Sotto accusa 12 artisti, tra cui i musicisti Melozzi e Baiocco, imputati per invasione di edifici
TERAMO. A due anni dall’occupazione dei locali ex Oviesse è iniziato ieri mattina il processo a carico delle 12 persone accusate dalla procura di invasione di edifici, tra cui anche i musicisti Enrico Melozzi e Mauro Baiocco. L’istruttoria si è aperta davanti al giudice Massimo Biscardi, che dopo aver ammesso i mezzi di prova, ha fissato per marzo la prossima udienza per l’esame dei primi testi. A portare avanti l’occupazione dei locali di corso San Giorgio fu un gruppo di artisti teramani e non che, sulla scia di quello già avvenuto al teatro Valle di Roma, a gennaio di due anni decise di entrare nell’edificio di corso San Giorgio per trasformarlo nel Nuovo Teatro Teramo: per circa due settimane quei locali avevano ospitato mostre, concerti, presentazione di libri, spettacoli vari. E non solo. Per giorni esponenti del mondo culturale teramano si erano dati appuntamento proprio nei locali occupati per lanciare proposte e progetti sull’uso di quegli spazi in cui oggi c’è un megastore dell’abbigliamento. Nella notte tra il 3 e il 4 febbraio del 2014 con un blitz della polizia i locali di corso San Giorgio vennero sgomberati in esecuzione di un provvedimento giudiziario, precisamente un sequestro preventivo dell’immobile, disposto dal gip Domenico Canosa. A chiedere al giudice i sigilli fu il pm Bruno Auriemma, titolare del fascicolo dopo i primi rapporti inoltrati dalla polizia.
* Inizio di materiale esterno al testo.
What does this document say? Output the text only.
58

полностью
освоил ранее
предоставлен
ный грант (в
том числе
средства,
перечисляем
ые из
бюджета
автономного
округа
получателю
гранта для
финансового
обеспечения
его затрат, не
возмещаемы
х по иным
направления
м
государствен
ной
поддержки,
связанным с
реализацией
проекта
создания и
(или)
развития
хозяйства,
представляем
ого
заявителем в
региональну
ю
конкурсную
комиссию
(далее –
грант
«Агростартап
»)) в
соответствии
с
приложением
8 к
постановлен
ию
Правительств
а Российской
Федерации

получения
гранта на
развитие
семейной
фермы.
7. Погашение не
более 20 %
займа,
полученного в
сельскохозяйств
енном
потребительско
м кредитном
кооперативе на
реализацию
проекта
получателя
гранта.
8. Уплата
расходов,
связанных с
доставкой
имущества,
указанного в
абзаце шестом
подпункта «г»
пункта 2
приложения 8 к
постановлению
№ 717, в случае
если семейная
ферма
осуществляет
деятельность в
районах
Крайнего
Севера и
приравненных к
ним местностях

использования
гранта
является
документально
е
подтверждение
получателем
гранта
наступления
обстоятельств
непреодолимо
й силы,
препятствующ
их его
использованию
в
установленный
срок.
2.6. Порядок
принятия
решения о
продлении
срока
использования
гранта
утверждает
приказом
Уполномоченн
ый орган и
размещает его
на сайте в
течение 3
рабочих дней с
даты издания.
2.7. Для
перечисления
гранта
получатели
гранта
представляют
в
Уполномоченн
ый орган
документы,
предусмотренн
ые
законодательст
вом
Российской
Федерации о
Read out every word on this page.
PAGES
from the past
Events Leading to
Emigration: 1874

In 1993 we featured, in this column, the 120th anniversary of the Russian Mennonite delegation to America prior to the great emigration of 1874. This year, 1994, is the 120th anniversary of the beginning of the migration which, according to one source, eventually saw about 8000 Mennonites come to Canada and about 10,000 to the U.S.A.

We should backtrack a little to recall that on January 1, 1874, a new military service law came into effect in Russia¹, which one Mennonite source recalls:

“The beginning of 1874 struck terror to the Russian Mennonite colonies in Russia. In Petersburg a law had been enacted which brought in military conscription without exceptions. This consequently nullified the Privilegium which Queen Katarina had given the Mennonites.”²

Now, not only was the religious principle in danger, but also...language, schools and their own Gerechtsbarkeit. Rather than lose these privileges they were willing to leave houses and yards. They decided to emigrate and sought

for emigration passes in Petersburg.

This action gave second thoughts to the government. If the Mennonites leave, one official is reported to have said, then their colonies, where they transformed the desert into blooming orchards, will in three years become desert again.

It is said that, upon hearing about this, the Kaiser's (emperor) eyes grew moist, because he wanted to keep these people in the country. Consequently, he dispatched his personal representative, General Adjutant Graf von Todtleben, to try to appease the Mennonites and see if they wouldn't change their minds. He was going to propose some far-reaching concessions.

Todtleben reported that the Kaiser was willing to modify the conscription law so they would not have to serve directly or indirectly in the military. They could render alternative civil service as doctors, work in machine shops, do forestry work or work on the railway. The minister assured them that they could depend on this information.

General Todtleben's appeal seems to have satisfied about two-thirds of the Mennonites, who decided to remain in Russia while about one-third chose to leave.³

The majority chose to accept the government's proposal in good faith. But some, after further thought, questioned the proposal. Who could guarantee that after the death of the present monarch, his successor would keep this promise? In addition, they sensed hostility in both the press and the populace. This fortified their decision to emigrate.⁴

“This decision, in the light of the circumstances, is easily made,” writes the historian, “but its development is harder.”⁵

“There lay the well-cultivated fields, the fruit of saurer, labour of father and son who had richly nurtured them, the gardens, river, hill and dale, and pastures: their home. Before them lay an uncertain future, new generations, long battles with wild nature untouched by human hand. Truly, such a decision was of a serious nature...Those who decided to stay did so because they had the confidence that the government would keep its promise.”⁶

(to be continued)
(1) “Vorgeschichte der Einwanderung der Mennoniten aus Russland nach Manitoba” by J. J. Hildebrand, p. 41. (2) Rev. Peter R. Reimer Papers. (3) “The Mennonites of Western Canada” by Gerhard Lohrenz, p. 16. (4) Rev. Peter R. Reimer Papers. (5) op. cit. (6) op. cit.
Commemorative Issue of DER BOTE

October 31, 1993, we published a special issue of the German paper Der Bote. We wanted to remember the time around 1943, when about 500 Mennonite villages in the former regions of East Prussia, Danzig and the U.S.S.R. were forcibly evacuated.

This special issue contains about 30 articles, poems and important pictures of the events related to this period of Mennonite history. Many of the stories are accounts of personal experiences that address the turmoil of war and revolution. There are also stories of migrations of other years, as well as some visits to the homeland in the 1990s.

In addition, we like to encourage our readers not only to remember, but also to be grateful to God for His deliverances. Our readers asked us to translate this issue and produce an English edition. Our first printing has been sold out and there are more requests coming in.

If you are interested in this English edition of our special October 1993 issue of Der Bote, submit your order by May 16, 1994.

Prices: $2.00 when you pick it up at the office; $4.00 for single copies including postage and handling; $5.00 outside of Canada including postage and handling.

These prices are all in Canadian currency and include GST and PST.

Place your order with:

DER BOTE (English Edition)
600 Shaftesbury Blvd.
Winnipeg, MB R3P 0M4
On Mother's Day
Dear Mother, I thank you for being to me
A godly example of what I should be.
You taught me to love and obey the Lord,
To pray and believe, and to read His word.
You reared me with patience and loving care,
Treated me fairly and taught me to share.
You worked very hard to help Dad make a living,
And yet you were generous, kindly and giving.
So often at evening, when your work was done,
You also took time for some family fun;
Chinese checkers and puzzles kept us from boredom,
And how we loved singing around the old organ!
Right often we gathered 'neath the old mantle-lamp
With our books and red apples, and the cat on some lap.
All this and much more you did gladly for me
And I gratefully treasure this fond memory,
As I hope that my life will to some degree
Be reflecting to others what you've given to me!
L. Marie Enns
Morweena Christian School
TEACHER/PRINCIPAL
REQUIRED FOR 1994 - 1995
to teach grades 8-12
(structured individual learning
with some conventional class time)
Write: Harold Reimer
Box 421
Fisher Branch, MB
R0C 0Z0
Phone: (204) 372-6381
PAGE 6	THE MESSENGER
La vicenda era già approdata in tribunale l’anno scorso, ma in quell'occasione il giudice, accogliendo l'eccezione sollevata dalle difese degli imputati, aveva dichiarato la nullità dell'atto di citazione a giudizio rinviando gli atti al pm in quanto l'avviso di conclusione delle indagini risultava notificato solo a cinque dei 12 imputati. Gli atti erano così tornati sul tavolo della Procura, che aveva dovuto far ripartire tutto l'iter.(d.p.)